After about the third time, it happened – my right shoulder began to hurt badly. I tried to nurse it to heal, thinking it was simply a muscle ache, but even after a month or so, the pain just wouldn’t go away. So, I made an appointment with a doctor to see about my shoulder. After a battery of tests, they determined that I had injured my rotator cuff and there were three small tears. So, I’ve been going through physiotherapy (physical therapy for those in the U.S.) for the past two months.
Although I have been faithful to the exercises that my therapist has been giving me, I felt like my progress was a bit slow. Then it dawn on me yesterday morning – my progress is slow because I am not pushing myself beyond the threshold of pain. In fact, I had been avoiding pain altogether. I was doing the exercises only to the point where the pain was telling me to stop. I spoke to my therapist about this, and he agreed with me that, in fact, pain is a sign that my shoulder is healing, so he encouraged me to push a little harder. He reminded me that the the pain will eventually go away, but that doesn’t necessarily mean that I have healed. I can focus on avoiding pain, or I can heal to have full range of motion with my shoulder. If I can push myself a bit, without over doing it, he told me that I can play softball this season. The choice is mine.

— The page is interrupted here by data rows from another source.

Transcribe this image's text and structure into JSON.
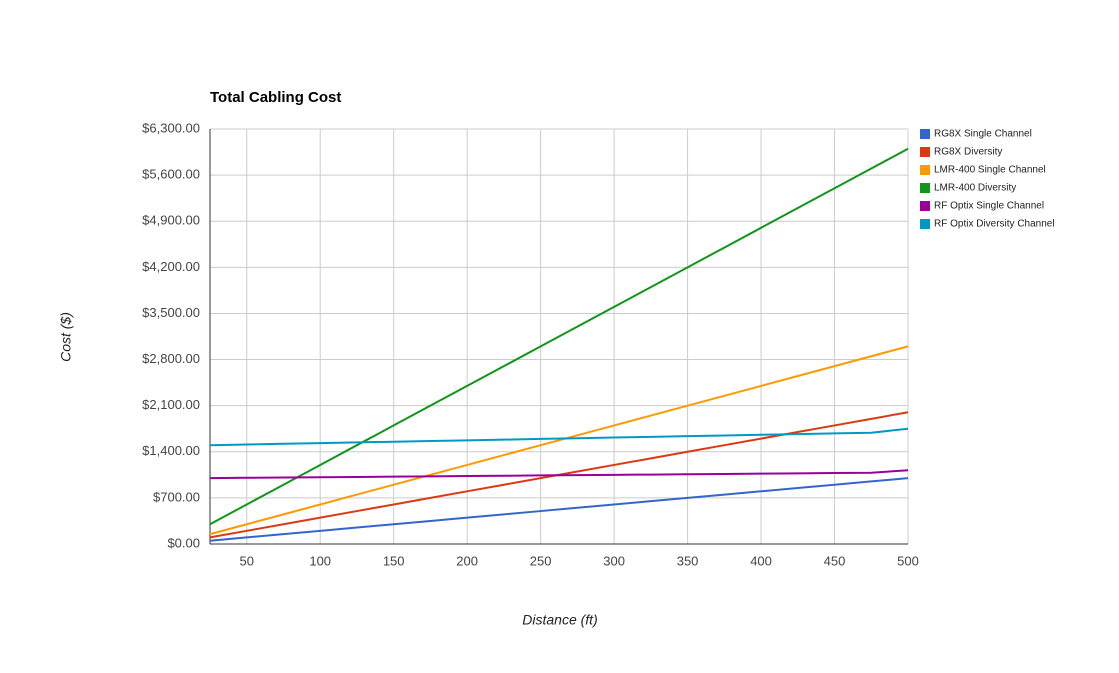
{
  "chart_data": {
    "type": "line",
    "title": "Total Cabling Cost",
    "x_label": "Distance (ft)",
    "y_label": "Cost ($)",
    "x": [
      25,
      50,
      75,
      100,
      125,
      150,
      175,
      200,
      225,
      250,
      275,
      300,
      325,
      350,
      375,
      400,
      425,
      450,
      475,
      500
    ],
    "series": [
      {
        "name": "RG8X Single Channel",
        "color": "#3366cc",
        "values": [
          50,
          100,
          150,
          200,
          250,
          300,
          350,
          400,
          450,
          500,
          550,
          600,
          650,
          700,
          750,
          800,
          850,
          900,
          950,
          1000
        ]
      },
      {
        "name": "RG8X Diversity",
        "color": "#dc3912",
        "values": [
          100,
          200,
          300,
          400,
          500,
          600,
          700,
          800,
          900,
          1000,
          1100,
          1200,
          1300,
          1400,
          1500,
          1600,
          1700,
          1800,
          1900,
          2000
        ]
      },
      {
        "name": "LMR-400 Single Channel",
        "color": "#ff9900",
        "values": [
          150,
          300,
          450,
          600,
          750,
          900,
          1050,
          1200,
          1350,
          1500,
          1650,
          1800,
          1950,
          2100,
          2250,
          2400,
          2550,
          2700,
          2850,
          3000
        ]
      },
      {
        "name": "LMR-400 Diversity",
        "color": "#109618",
        "values": [
          300,
          600,
          900,
          1200,
          1500,
          1800,
          2100,
          2400,
          2700,
          3000,
          3300,
          3600,
          3900,
          4200,
          4500,
          4800,
          5100,
          5400,
          5700,
          6000
        ]
      },
      {
        "name": "RF Optix Single Channel",
        "color": "#990099",
        "values": [
          1000,
          1005,
          1009,
          1014,
          1018,
          1023,
          1027,
          1032,
          1036,
          1041,
          1045,
          1050,
          1054,
          1059,
          1063,
          1068,
          1072,
          1077,
          1081,
          1120
        ]
      },
      {
        "name": "RF Optix Diversity Channel",
        "color": "#0099c6",
        "values": [
          1500,
          1511,
          1521,
          1532,
          1542,
          1553,
          1563,
          1574,
          1584,
          1595,
          1605,
          1616,
          1626,
          1637,
          1647,
          1658,
          1668,
          1679,
          1689,
          1750
        ]
      }
    ],
    "xlim": [
      25,
      500
    ],
    "xticks": [
      50,
      100,
      150,
      200,
      250,
      300,
      350,
      400,
      450,
      500
    ],
    "ylim": [
      0,
      6300
    ],
    "yticks": [
      {
        "value": 0,
        "label": "$0.00"
      },
      {
        "value": 700,
        "label": "$700.00"
      },
      {
        "value": 1400,
        "label": "$1,400.00"
      },
      {
        "value": 2100,
        "label": "$2,100.00"
      },
      {
        "value": 2800,
        "label": "$2,800.00"
      },
      {
        "value": 3500,
        "label": "$3,500.00"
      },
      {
        "value": 4200,
        "label": "$4,200.00"
      },
      {
        "value": 4900,
        "label": "$4,900.00"
      },
      {
        "value": 5600,
        "label": "$5,600.00"
      },
      {
        "value": 6300,
        "label": "$6,300.00"
      }
    ],
    "grid": true,
    "legend": "right"
  }
}
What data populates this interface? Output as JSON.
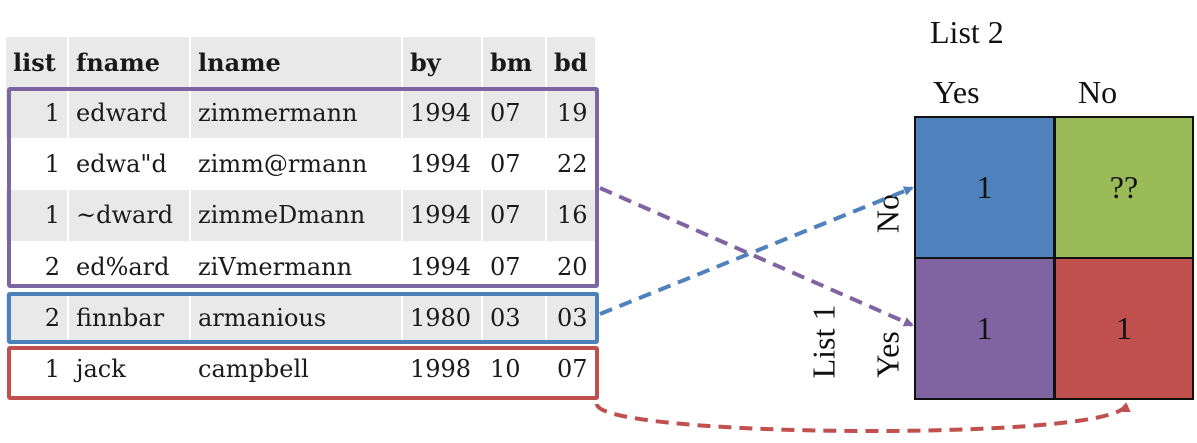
{
  "table": {
    "headers": [
      "list",
      "fname",
      "lname",
      "by",
      "bm",
      "bd"
    ],
    "rows": [
      [
        "1",
        "edward",
        "zimmermann",
        "1994",
        "07",
        "19"
      ],
      [
        "1",
        "edwa\"d",
        "zimm@rmann",
        "1994",
        "07",
        "22"
      ],
      [
        "1",
        "~dward",
        "zimmeDmann",
        "1994",
        "07",
        "16"
      ],
      [
        "2",
        "ed%ard",
        "ziVmermann",
        "1994",
        "07",
        "20"
      ],
      [
        "2",
        "finnbar",
        "armanious",
        "1980",
        "03",
        "03"
      ],
      [
        "1",
        "jack",
        "campbell",
        "1998",
        "10",
        "07"
      ]
    ]
  },
  "groups": [
    {
      "id": "edward",
      "color": "#7b66a2"
    },
    {
      "id": "finnbar",
      "color": "#4b80b9"
    },
    {
      "id": "jack",
      "color": "#c0504d"
    }
  ],
  "matrix": {
    "col_title": "List 2",
    "row_title": "List 1",
    "col_labels": [
      "Yes",
      "No"
    ],
    "row_labels": [
      "No",
      "Yes"
    ],
    "cells": [
      {
        "row": "No",
        "col": "Yes",
        "value": "1",
        "color": "#4f81bd"
      },
      {
        "row": "No",
        "col": "No",
        "value": "??",
        "color": "#9bbb59"
      },
      {
        "row": "Yes",
        "col": "Yes",
        "value": "1",
        "color": "#8064a2"
      },
      {
        "row": "Yes",
        "col": "No",
        "value": "1",
        "color": "#c0504d"
      }
    ]
  }
}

Too often, in an attempt to avoid pain, we stunt our growth. It’s not just physical. Those who were hurt emotionally try to avoid similar circumstances so that their hearts will not break again. One of the ways that this plays out is in relationships. When one is hurt by someone they care deeply about, one is not willing to put oneself in a similiar relationship. In fact, too often, that person shuts him/herself off from getting close to anyone for fear of pain.
We avoid spiritual pain, too. I remember being hurt by people who spoke in tongues when they prayed. One woman whom I was dating broke up with me; in her mind I was not a mature Christian, because I didn’t speak in tongues. Another person tried to teach me how to speak in tongues and made me feel like a failure when the Holy Spirit did not bestow that gift on me. The pain was real, and for a while, I did everything I can to avoid that particular issue.
Whether it’s physical, emotional, or spiritual, avoiding pain often gets us nowhere. I can settle for slow recovery of my shoulder, which will limit my movement, or push my shoulder to a higher threshold of pain so that I can play softball again. I can wallow in my emotional pain of relational break up and not let anyone into my heart like that again, or learn what I need to learn, and risk again. And I can avoid any tongue speakers or avoid the subject and stay in my comfort zone of spirituality, or I can search the Bible to see what it really says and grow.
It has been a harsh and painful winter. But I am glad for the physical pain that has allowed me to reflect on this. I am choosing to push through the pain so that I can be ready for the softball season that is fast approaching. How about you? What pain are you avoiding? Are you ready for something better than being comfortably numb? Come on. Get your glove. Join me!